Restrictions à la mobilité
A priori tous les Palestiniens connaissent de multiples restrictions à leur mobilité : interdiction de quitter le territoire sans autorisation spéciale délivrée par l’autorité militaire, aucune chance pour aller à Gaza si vous êtes de Cisjordanie. Si vous êtes, comme notre hôte de deux nuits, une Palestinienne âgée de Cisjordanie voulant rejoindre son fils aux Etats Unis, vous êtes « persona non grata » en Israël. Pas question de passer par le plus proche aéroport international, l’aéroport Ben Gourion à Tel Aviv, mais par Amman en Jordanie. Le pont sur le Jourdain est contrôlé par Israël qui ne laisse passer les Palestiniens qu’à pied ou en bus. Et si vous faites partie des Arabes de Jérusalem Est, vous avez l’obligation de justifier régulièrement de votre résidence effective à Jérusalem. « Lorsque j’envisage un voyage, nous explique B., je n’en dors pas plusieurs nuits avant. » Résident de Jérusalem, il pourra passer par Ben Gourion. Mais c’est un cauchemar pour ce père de famille de voir ces enfants déshabillés et palpés jusque dans les langes, marqués comme « hautement dangereux pour la sécurité » ! Où s’arrêtera le délire sécuritaire d’Israël ?
Politique sécuritaire
En fait, la sécurité, c’est la façade pour les médias occidentaux. Ici, personne n’est dupe, surtout pas ceux qui en sont victimes : ce serait suicidaire de passer un check point avec une bombe sur soi, alors que tous les ingrédients, interdits en Cisjordanie pour confectionner une bombe artisanale, sont en vente à Jérusalem ? Clairement, il s’agit d’humilier, de harceler et finalement d’exclure les Palestiniens de leur espace de vie historique au profit de la colonisation israélienne ; il s’agit aussi de faire monter la pression, de provoquer une réaction violente et de justifier l’état policier auprès des médias locaux et internationaux.
Double citoyenneté
Nous assistons lors de la visite de la ville très disputée de Hébron à une telle confrontation entre deux groupes d’enfants ; en descendant de leur colonie, les enfants isréaliens s’arment de pierres qu’ils ont l’intention de lancer sur le groupe de jeunes palestiniens qui jouent au foot sur la place. Notre guide nous explique que les enfants juifs religieux sont élevés dans la haine des Palestiniens et qu’ils sont instrumentalisés par les adultes pour les harceler. Ils sont animés d’un sentiment d’impunité puisqu’ils sont soumis à une loi civile difficile à mobiliser pour un Palestinien, alors que ce dernier est soumis lui à une loi militaire que les soldats postés à tous les « check points » et dans les miradors s’empressent d’appliquer. Cette double citoyenneté est une caractéristique des systèmes d’apartheid.
Evangéliques sionistes
En mars dernier, des théologiens palestiniens ont organisé une conférence intitulée « Christ au check point ». Cet événement a marqué le monde évangélique, puisque plus de 600 participants du monde entier y compris des leaders y ont assisté.
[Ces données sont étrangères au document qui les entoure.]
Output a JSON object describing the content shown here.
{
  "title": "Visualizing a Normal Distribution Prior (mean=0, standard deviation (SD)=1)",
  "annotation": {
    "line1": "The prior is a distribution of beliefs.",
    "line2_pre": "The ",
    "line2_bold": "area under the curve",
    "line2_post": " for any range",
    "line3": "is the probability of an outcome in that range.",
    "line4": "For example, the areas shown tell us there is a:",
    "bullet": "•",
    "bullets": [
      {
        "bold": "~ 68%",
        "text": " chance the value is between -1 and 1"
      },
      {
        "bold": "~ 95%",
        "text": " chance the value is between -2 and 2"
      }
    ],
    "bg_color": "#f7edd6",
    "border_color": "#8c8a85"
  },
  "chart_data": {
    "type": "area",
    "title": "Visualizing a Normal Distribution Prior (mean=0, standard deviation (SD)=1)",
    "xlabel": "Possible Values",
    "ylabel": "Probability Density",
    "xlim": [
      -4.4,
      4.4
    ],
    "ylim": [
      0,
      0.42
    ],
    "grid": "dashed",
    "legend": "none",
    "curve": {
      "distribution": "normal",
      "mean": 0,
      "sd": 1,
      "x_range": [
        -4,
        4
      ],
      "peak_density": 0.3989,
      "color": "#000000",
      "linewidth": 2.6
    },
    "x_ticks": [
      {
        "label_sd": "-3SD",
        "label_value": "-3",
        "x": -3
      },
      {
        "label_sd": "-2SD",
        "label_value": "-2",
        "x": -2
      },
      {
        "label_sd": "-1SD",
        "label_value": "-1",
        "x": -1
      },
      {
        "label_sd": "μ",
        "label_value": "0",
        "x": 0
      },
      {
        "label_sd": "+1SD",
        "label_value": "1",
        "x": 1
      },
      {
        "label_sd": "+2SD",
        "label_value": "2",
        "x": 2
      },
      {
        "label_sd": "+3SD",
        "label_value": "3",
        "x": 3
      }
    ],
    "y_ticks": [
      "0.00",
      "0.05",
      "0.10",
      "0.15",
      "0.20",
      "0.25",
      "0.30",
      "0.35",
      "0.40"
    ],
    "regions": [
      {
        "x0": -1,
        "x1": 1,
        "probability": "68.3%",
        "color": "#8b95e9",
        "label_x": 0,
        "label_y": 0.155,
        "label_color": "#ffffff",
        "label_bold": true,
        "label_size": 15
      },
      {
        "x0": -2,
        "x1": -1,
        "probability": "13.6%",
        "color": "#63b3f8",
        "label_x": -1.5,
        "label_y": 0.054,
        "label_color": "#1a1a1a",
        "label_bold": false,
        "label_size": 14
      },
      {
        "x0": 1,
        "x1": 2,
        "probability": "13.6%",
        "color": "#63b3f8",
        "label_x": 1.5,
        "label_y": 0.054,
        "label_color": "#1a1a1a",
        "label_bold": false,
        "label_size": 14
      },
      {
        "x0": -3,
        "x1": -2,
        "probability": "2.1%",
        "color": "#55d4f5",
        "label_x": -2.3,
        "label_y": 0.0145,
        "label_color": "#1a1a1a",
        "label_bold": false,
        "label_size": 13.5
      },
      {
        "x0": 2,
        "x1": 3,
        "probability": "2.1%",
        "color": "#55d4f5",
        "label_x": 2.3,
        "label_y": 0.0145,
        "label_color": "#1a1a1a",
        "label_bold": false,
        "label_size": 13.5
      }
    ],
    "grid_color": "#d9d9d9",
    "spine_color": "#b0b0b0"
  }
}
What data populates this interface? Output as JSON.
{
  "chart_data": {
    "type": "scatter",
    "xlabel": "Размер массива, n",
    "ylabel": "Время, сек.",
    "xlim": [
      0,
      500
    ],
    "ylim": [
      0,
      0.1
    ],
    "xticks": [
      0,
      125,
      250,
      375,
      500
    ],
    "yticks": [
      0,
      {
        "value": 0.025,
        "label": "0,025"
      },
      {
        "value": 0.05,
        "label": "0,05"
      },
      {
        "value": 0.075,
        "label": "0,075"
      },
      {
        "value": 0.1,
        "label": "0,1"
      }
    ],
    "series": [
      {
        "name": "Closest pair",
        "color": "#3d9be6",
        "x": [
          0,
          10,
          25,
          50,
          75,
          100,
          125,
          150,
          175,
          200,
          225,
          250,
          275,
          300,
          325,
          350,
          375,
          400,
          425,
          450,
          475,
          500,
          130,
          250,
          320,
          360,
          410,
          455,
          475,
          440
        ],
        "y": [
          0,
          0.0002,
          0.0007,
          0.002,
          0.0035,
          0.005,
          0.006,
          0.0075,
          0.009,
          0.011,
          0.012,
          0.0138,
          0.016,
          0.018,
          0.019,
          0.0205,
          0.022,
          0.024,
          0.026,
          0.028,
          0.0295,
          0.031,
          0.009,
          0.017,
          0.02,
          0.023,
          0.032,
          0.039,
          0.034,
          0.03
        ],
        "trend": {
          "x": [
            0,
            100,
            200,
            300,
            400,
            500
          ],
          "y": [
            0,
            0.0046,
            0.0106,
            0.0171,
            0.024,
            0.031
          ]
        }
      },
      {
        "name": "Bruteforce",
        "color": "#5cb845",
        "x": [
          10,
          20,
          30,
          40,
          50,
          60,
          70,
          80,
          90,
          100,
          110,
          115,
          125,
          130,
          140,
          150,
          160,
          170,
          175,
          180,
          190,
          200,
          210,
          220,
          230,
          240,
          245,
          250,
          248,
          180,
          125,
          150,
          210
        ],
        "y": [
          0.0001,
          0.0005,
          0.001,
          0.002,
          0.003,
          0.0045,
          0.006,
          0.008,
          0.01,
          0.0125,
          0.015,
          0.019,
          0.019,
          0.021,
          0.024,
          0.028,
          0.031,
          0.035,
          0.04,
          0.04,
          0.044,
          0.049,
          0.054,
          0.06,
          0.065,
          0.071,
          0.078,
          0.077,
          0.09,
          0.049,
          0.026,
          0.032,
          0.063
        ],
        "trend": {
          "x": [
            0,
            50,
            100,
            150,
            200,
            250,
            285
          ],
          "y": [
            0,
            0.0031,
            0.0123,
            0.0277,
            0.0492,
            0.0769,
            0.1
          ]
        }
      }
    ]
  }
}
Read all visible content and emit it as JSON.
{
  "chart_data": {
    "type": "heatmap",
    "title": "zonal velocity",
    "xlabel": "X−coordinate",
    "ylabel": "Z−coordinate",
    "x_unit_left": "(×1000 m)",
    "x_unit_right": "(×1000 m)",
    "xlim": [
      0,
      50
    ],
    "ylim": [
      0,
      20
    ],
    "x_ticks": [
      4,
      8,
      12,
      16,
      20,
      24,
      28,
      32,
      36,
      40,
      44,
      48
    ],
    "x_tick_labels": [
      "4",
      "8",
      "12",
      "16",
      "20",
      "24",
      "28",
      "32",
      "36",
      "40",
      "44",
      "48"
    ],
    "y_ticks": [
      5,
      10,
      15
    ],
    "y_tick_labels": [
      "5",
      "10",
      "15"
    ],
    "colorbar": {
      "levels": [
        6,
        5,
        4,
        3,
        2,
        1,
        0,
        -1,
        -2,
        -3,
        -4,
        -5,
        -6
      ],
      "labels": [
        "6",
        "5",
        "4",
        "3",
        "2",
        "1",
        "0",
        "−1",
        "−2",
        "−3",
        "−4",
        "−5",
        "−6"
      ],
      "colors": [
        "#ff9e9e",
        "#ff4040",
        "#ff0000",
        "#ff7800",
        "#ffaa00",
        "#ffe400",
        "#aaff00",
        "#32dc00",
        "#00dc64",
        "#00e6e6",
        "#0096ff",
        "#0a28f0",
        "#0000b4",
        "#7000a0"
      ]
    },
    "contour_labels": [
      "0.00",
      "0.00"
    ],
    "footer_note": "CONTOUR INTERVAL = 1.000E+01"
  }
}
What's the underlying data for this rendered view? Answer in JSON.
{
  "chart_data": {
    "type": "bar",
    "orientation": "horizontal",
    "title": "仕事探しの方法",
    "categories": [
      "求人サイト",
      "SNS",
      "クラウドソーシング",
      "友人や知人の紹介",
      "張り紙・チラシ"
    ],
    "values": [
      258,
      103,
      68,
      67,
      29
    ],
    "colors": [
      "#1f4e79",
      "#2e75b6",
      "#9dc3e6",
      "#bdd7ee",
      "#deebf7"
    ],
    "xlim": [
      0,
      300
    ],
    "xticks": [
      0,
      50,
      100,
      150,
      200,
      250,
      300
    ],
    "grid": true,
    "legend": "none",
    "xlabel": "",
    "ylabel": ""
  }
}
Les contributions sont disponibles sur le site « www.christatthecheckpoint.com ». Peut-être le point de vue sioniste de certains évangéliques va-t-il évoluer ? La prochaine fois que vous entendrez parler du terrorisme palestinien, dites-vous bien que c’est un terrorisme du désespoir, savamment entretenu par ceux qui disent vouloir l’éradiquer.
Daniel Goldschmidt
Photo : Ruedy Nussbaumer. Prières au mur des lamentations palestiniennes.